1995'lerin başında Harran Ovası'na suyun verilmesiyle bölge insanının kaderinin değişeceği ifade edildi. Ancak aradan geçen yıllarda, çiftçilerin verimli toprakları bilinçli bir şekilde kullanmaması beraberinde birçok sorunu da getirdi.

Sadece Harran Ovasında değil, Urfa'nın diğer yerlerinde de tarım arazilerine yapıların yapılması, yani tarım arazilerinin betonlaşması Urfa'daki tarım alanındaki sorunların başında geliyor. Yine çiftçilerin vahşi sulama yöntemiyle tarlasını sulaması hem tuzlanmaya hem de verimli toprak yüzeyinin taşınmasına sebep oluyor.

Bölgede verim düşüklüğüne sebep olan bir başka sorun ise anız yakmaları. Son yıllarda tuzlanmanın önüne geçmek için drenaj kanallarının açılması bile sorunun çözümüne yetmiyor. Önlem alınmazsa tehlikenin sadece Harran Ovası için olmadığını, yakında su verilecek olan Suruç Ovası için de geçerli olduğunu kaydeden Ziraat Mühendisleri Odası Şanlıurfa Şubesi Yönetim Kurulu Başkanı Doç. Dr. Ali Rıza Öztürkmen, herkesi duyarlı olmaya ve görevlerini yerine getirmeye davet etti.

ÖZTÜRKMEN: SURUÇ OVASINDA DA BETONLAŞMA BAŞLAYABİLİR

Tarım arazilerinde betonlaşmanın son yıllarda hızla arttığına dikkati çeken Öztürkmen, "Daha önce yapılmış bir çalışmaya göre, Harran Ovası örneğinde 20 bin dekar alan betonlaşmış. Tarım alanı dışına çıkmış. Bunlar köy yerleşim alanı dışında olanlar. Şu anda o rakamın 60 bin olduğu söyleniyor. 60 bin dekarlık alan köy yerlerinin dışında tarlalarda betonlaştığı söyleniyor ki, bu birçok ülkenin katma değeridir. 60 bin dekarı İsrail'e verseniz, Hollanda'ya verseniz ekonomilerini ikiye katlarlar. Bir de bunlar dönüşümsüz, dönüşümü yok. Bizim ilimizde inşaat yapabileceğimiz, betonlaşma potansiyeli çok yüksek yerler var. Akçakale yoluyla Antep arası, Antep'le Diyarbakır arası… Urfa için konuşuyorum ama diğer ovalarda da aynı tehlike var. Suruç Ovası sulanmaya başlandı. En büyük tehlike, vurdumduymaz bir şey başlayacak, bir betonlaşma başlayabilir. Bunun önüne geçmek lazım, birilerinin 'dur' demesi lazım. Büyük ova statüsünün getirilmesi lazım. 5403 sayılı yasa bizim burada çalışmıyor. Gidip Harran'da 5 katlı bina yapalım, kimse gelip 'dur' demiyor. Kimse sormuyor yani" dedi.

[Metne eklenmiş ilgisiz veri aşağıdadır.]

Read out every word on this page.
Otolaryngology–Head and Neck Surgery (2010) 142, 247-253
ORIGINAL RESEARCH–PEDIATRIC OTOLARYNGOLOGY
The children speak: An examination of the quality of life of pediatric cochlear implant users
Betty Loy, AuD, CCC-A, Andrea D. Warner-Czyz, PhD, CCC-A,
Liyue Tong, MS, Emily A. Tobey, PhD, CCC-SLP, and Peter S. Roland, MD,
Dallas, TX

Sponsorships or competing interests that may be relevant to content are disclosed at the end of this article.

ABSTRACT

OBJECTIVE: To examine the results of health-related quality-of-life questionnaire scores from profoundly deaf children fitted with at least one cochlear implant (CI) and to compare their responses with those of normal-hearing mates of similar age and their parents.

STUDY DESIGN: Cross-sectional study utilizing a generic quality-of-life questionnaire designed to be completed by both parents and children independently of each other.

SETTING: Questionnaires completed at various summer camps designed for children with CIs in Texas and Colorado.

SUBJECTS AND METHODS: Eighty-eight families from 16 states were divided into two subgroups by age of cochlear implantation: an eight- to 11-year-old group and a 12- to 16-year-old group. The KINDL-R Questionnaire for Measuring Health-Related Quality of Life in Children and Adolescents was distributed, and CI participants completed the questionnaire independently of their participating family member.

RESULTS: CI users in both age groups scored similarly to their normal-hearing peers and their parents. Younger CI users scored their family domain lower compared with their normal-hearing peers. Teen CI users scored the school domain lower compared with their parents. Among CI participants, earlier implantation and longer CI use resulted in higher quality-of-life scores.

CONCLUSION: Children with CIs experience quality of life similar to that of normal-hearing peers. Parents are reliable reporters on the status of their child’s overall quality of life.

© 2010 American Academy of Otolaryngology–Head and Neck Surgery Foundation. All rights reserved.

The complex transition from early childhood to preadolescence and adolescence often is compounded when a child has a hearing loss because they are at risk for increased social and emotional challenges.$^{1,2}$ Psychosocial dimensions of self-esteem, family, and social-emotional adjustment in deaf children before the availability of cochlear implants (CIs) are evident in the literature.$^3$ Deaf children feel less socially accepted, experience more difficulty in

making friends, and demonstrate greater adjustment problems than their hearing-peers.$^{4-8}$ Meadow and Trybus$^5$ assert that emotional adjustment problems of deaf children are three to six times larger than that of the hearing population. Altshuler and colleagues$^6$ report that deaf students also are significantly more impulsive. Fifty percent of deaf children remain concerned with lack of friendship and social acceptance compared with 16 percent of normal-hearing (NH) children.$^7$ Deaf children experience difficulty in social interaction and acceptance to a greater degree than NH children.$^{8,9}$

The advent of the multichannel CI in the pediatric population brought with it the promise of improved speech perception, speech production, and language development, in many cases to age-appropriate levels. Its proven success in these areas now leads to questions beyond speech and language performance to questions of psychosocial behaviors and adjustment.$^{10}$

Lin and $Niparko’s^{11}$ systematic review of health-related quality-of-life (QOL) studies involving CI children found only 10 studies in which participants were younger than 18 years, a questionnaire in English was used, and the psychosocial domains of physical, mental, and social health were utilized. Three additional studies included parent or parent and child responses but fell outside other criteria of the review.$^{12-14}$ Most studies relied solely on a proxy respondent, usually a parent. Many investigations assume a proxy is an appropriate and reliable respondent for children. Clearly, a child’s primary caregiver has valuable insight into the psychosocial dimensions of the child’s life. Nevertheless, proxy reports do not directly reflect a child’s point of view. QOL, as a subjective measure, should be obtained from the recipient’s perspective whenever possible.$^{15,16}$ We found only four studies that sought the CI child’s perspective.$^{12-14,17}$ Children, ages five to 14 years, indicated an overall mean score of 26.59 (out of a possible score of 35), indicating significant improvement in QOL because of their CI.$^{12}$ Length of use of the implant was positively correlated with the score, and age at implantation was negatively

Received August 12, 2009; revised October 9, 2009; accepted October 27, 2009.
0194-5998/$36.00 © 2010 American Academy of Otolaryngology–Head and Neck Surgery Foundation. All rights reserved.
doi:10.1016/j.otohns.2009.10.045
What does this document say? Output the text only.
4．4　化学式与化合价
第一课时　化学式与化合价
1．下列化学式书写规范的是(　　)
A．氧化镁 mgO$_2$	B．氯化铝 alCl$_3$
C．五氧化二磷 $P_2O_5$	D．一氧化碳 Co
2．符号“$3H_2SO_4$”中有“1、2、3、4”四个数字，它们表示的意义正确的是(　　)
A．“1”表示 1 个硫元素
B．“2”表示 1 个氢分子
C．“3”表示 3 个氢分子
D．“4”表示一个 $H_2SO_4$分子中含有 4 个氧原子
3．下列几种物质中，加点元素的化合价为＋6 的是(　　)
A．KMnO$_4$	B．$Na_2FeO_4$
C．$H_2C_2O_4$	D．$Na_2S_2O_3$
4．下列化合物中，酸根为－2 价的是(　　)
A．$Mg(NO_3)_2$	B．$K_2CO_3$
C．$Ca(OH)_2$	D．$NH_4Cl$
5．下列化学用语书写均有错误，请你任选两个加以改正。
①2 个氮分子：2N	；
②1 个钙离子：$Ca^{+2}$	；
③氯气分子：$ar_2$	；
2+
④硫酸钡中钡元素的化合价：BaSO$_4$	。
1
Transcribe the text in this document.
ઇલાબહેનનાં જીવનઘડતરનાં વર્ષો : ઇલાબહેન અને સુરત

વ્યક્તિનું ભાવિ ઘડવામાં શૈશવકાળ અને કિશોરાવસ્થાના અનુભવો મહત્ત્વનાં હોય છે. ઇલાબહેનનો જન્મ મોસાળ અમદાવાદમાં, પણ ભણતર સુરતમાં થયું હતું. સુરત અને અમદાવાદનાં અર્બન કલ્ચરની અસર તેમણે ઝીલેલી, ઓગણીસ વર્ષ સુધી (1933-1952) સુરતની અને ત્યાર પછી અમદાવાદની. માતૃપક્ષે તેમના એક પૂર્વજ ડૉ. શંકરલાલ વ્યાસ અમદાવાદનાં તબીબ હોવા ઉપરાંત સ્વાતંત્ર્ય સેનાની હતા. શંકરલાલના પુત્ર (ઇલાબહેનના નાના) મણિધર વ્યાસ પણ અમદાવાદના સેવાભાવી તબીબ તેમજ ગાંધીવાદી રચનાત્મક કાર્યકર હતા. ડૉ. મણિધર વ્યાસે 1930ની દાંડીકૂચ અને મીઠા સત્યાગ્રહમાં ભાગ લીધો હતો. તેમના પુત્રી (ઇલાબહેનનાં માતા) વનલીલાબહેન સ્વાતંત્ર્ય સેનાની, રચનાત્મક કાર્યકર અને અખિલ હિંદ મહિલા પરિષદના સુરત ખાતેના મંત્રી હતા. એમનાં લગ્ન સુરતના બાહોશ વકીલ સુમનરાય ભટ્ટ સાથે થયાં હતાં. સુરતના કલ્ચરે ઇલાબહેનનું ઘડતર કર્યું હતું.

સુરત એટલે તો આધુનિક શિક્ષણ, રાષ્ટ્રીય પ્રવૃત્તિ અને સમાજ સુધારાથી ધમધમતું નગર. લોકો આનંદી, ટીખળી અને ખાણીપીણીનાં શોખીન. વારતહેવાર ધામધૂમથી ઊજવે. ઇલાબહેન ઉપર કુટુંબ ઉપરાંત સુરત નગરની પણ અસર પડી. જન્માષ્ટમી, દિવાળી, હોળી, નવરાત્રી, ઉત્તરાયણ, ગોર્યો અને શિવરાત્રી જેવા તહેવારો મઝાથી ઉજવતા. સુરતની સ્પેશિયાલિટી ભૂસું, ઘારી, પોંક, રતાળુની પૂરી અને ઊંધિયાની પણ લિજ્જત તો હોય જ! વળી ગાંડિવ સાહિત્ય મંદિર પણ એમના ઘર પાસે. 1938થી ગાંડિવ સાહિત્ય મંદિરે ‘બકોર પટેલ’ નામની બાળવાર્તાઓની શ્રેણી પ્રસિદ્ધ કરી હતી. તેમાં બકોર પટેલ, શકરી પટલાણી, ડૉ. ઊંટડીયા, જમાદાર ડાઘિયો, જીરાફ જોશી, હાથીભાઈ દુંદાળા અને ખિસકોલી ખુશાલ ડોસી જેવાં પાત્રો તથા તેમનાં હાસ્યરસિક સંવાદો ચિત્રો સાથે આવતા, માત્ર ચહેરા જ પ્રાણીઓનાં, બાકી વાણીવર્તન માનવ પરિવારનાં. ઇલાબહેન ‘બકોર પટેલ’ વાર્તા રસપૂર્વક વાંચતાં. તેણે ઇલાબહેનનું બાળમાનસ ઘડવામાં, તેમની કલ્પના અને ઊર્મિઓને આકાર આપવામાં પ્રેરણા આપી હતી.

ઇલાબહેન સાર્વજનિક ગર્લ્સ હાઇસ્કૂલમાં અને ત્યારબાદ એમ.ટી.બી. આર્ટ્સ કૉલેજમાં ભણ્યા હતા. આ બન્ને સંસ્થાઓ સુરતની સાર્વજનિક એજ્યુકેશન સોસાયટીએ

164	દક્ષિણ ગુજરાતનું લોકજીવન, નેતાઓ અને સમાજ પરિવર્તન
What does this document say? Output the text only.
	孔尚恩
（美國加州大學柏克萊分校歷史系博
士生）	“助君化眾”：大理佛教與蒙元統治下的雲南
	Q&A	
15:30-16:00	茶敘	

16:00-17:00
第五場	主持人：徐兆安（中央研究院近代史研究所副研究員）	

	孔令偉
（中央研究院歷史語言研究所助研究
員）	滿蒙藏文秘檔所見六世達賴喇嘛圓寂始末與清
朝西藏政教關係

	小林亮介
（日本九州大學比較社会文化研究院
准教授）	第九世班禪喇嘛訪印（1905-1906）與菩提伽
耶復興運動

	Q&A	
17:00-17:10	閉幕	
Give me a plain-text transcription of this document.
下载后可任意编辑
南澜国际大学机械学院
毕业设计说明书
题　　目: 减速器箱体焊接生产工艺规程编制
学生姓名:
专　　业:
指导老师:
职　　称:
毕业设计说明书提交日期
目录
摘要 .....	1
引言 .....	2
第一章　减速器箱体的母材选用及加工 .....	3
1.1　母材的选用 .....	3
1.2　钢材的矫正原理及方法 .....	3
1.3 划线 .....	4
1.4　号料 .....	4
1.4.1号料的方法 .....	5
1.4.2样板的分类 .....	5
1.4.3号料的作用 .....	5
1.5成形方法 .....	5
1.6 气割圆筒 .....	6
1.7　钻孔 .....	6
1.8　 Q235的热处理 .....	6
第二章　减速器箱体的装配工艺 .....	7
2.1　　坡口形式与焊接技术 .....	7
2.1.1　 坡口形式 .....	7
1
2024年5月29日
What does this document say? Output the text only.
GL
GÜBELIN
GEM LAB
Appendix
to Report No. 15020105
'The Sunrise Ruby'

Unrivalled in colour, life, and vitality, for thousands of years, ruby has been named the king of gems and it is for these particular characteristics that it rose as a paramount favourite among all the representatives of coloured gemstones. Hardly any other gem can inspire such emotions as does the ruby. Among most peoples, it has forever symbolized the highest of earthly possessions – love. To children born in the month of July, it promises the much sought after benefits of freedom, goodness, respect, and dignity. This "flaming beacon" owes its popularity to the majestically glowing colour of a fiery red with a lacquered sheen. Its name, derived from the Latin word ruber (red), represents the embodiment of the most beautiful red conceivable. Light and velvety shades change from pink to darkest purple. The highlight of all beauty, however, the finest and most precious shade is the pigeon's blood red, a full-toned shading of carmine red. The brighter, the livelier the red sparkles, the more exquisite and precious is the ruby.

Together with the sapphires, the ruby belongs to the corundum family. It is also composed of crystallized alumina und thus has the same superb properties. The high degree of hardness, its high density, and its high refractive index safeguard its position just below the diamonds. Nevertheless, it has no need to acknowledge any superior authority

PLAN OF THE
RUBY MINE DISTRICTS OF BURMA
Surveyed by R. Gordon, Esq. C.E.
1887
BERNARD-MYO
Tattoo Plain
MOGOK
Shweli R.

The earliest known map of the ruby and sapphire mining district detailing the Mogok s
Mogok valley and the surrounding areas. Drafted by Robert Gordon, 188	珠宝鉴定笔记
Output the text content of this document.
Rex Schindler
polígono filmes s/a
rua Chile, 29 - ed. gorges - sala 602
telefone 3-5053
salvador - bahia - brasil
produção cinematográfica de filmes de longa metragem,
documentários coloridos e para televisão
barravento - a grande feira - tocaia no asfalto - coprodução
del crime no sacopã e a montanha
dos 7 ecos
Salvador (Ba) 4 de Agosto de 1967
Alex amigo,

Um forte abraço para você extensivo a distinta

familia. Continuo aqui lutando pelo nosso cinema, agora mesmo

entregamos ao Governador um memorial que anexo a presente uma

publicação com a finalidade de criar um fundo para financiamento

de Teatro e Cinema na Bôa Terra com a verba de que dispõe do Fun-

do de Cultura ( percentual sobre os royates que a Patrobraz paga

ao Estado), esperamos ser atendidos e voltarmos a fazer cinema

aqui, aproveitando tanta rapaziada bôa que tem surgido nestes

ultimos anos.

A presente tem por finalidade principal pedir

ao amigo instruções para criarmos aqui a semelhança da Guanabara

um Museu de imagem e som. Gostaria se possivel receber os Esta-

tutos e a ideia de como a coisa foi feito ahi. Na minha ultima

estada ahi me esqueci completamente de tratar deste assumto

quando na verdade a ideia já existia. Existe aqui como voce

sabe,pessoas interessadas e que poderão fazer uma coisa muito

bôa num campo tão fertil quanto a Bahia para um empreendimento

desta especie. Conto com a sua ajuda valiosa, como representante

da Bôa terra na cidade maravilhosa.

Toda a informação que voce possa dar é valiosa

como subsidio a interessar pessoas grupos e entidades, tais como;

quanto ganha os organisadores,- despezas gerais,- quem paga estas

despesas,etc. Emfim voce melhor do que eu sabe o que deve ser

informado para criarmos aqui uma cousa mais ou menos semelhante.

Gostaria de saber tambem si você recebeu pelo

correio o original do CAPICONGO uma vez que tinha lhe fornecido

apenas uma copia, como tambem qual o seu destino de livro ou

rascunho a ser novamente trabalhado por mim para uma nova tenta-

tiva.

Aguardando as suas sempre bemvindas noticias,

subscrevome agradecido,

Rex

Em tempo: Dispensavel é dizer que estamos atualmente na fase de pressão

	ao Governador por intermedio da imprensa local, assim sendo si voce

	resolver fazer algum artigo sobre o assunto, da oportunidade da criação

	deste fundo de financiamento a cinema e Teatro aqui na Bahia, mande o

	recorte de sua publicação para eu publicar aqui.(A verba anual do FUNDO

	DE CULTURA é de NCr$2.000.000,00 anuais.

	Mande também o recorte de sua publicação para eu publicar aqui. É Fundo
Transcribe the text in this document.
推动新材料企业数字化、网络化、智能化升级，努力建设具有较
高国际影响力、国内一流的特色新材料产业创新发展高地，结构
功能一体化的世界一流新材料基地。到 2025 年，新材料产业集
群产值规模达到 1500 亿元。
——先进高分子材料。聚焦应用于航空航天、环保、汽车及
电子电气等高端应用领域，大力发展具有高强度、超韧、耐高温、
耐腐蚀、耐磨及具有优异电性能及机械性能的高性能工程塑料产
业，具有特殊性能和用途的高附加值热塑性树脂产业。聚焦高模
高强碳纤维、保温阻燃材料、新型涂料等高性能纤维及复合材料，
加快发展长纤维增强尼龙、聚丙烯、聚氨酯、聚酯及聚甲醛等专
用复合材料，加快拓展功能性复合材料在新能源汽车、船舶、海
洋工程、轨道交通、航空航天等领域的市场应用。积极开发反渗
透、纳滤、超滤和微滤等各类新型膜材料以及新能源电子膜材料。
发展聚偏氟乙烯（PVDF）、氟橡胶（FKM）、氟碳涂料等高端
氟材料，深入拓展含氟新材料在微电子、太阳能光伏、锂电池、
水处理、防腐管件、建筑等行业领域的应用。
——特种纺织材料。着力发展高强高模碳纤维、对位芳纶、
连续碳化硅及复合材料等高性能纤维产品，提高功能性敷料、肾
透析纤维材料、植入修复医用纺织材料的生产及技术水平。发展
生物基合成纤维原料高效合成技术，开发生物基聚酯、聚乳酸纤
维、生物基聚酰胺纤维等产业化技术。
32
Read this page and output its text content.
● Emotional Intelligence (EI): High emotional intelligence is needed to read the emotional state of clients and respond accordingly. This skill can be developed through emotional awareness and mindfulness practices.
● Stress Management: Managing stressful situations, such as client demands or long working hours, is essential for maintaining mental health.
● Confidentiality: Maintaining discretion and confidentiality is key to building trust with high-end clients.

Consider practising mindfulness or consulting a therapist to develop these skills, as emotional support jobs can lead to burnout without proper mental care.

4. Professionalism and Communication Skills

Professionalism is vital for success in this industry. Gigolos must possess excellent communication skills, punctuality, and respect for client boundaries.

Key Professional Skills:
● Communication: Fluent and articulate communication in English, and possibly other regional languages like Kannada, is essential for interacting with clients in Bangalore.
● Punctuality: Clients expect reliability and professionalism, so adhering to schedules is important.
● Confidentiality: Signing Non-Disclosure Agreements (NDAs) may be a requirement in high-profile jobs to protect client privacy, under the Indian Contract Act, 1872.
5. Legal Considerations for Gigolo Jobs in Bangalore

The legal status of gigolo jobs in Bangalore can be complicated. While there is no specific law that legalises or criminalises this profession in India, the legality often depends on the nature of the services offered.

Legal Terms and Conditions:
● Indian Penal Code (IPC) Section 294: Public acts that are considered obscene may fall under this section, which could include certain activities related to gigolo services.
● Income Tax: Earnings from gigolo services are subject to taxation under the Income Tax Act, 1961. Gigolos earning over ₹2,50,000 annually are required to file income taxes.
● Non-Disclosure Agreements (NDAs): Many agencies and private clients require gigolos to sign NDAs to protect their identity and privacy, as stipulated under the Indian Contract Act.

'SUYU BİLMEYEN TOPLUMA SUYU GETİRDİNİZ'

Tuzlanmayla, sulamanın paralel şeyler olduğunu kaydeden Öztürkmen, aşırı sulamadan dolayı tuzlanmanın meydana geldiğini ifade etti. 1995 yılında Harran Ovası'na su verildiği dönemde dünyada kapalı sulama sistemine geçildiğini ancak ekonomik olduğu için açık sulama sisteminin devreye sokulduğunu dile getiren Öztürkmen, "Maalesef, Türkiye'nin o günkü koşullarında 1995'te ovaya su verildiğinde normalde artık dünyada birçok yerde kapalı sistemlere geçilmişti. Ekonomik olması, daha az masraf gitmesinden açık sulama sistemleri yapıldı. Ve suyu hiç bilmeyen veya suyu hiç görmemiş bir topluma siz aniden yanına nehri getirdiniz. Çok sulama oldu. Şu anda bayağı bir oturdu ama bir yine de efektif sulama yapamıyoruz. Suyu randımanlı kullanamıyoruz. Eğer suyu biraz daha iyi kullanırsak ve drenaj ağlarımızı geliştirip, çünkü sulama sistemleri yapıldı, inşa edildi ama drenaj yapılmamıştı, eğer onları düzgün bir şekilde yaparsak ovadaki toprak kaybını ve su kaybını önleriz" ifadelerini kullandı.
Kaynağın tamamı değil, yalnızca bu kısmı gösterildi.